Dacy Airport is a privately owned public-use airport located 1 mile southwest Harvard, Illinois.

History 
Dacy Airport was founded just after World War 2 by B-24 Bomber chief John Dacy and his wife Elsie. The two have since been inducted into the Illinois Aviation Hall of Fame. The airport features flight training services along with aircraft maintenance facilities that can perform major repairs and overhauls.

Facilities and aircraft 
The airport has three turf runways. Runway 9/27 measures 3589 x 105 ft (1094 x 32 m); runway 14/32 measures 2633 x 100 ft (803 x 30 m); runway 18/36 measures 2577 x 120 ft (785 x 37 m).

The airport operates its own fixed-based operator (FBO), offering parking and hangars, fuel aircraft rental, a pilot's lounge, work stations, and flight instruction.

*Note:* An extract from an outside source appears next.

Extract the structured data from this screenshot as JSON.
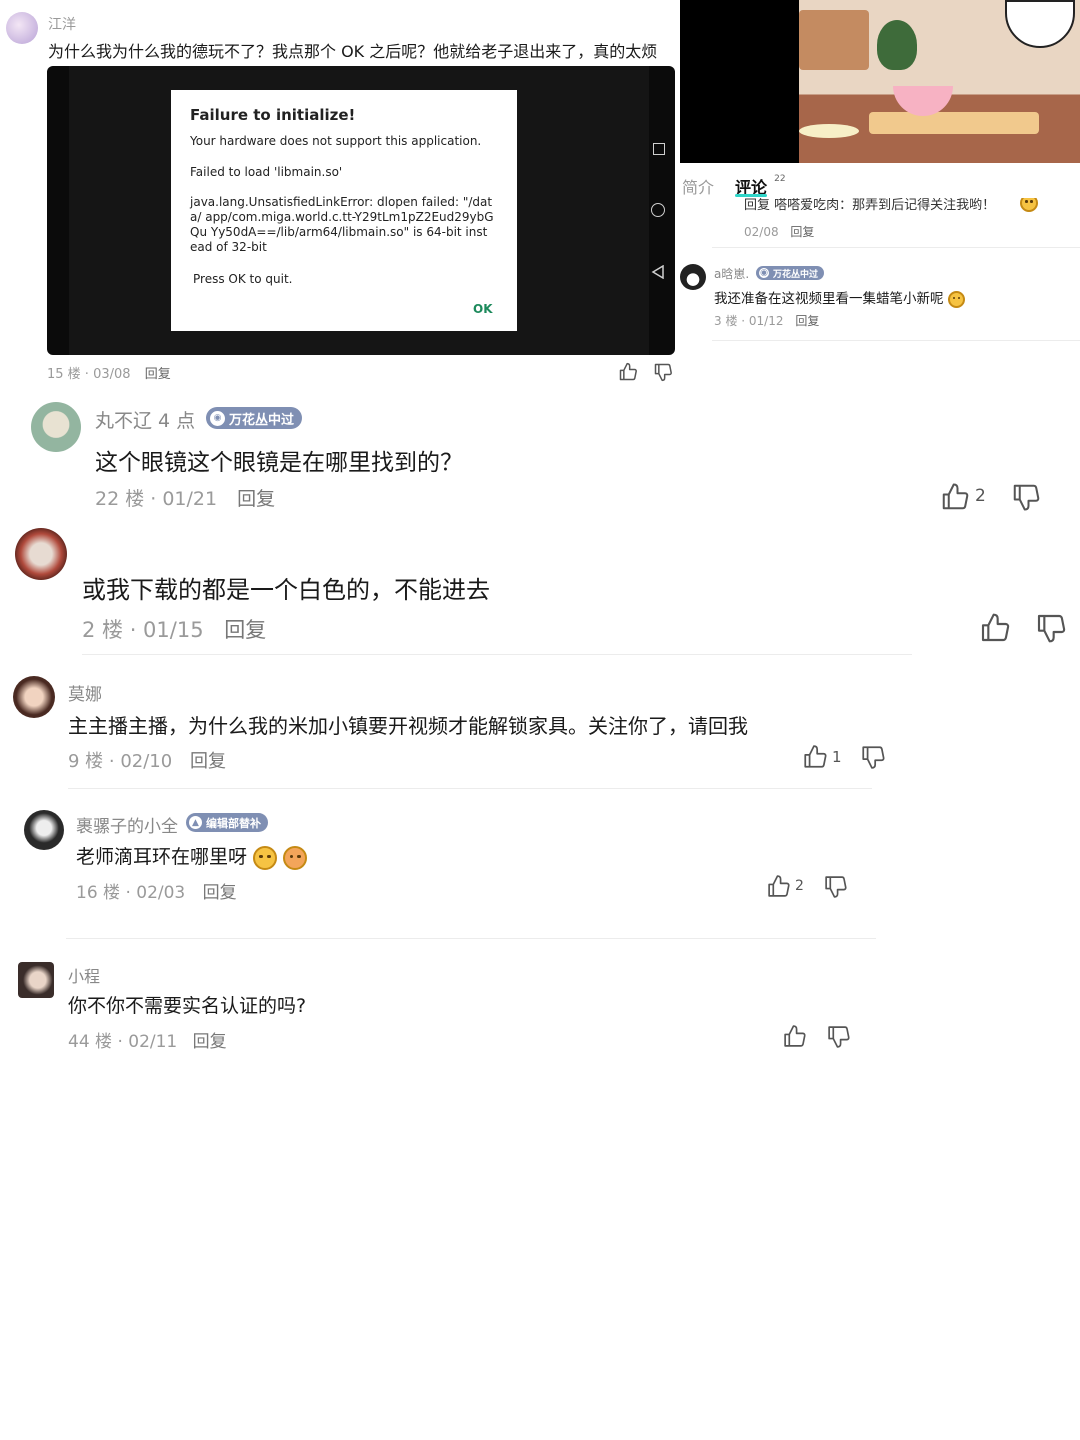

For the 12-month period ending August 31, 2019, the airport averages 55 aircraft operations per day, or roughly 20,000 per year. All are general aviation, split evenly between transient and local traffic. For that same time period, there are 34 aircraft based on the field: 32 single-engine and 2 multi-engine airplanes.

Accidents and incidents 

 On August 24, 2022, a Stearman B75 biplane crashed while landing at Dacy Airport. The plane drifted right and nosed over into a field after landing, and while it suffered substantial damage, the pilot was uninjured. The accident is under investigation.